- For you, after multiple twitch accounts and profiles of renowned players have been hacked
There are different ways to crack peoples passwords. One popular way is called "brute-forcing". The method is rather simple and straightforward:
Just try every single possible password there is (and hope that one will fit).
Of course not manually, no.
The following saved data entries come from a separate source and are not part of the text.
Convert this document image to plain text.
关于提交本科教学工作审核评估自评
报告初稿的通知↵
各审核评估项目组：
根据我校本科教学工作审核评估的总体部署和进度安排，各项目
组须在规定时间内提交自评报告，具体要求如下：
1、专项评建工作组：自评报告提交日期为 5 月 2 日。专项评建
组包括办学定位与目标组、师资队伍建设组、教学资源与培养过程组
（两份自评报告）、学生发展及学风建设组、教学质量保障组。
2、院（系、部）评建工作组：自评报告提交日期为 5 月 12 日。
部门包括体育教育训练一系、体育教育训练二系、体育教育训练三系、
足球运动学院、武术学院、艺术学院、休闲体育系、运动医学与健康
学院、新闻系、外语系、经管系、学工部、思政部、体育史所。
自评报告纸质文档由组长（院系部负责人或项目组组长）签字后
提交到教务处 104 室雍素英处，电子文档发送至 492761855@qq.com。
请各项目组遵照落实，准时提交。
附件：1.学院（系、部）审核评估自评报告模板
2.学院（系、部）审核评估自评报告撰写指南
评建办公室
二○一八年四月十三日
Computers are way faster at carrying out that job for you, plus they don't get tired and don't want to get paid.
But how does this work?
Maybe you guessed it already: How apt a password is in resisting this hacking-method, depends on mainly 2 things.
Examples
So then, you say: I should be safe if I used something like.. lets say 8 letters, right? Thats already 26^8 possible passwords, which is like a fuckton of them (26*26*26*26*26*26*26*26) = 200 Billion, approximately.
well yes it is a fuckload of passwords, but we underestimate how good computers are at this game. To sum it up, even the lowest of potatoes nowadays can crunch at least 100,000 passwords a second. Is your PC any good? Then it can probably do 10,000,000 a second. With that, an 8 letters password is successfully guessed after approximately 6 hours - basically over night.
Got an 8 letters or lower password somewhere? Change it. Now. Seriously.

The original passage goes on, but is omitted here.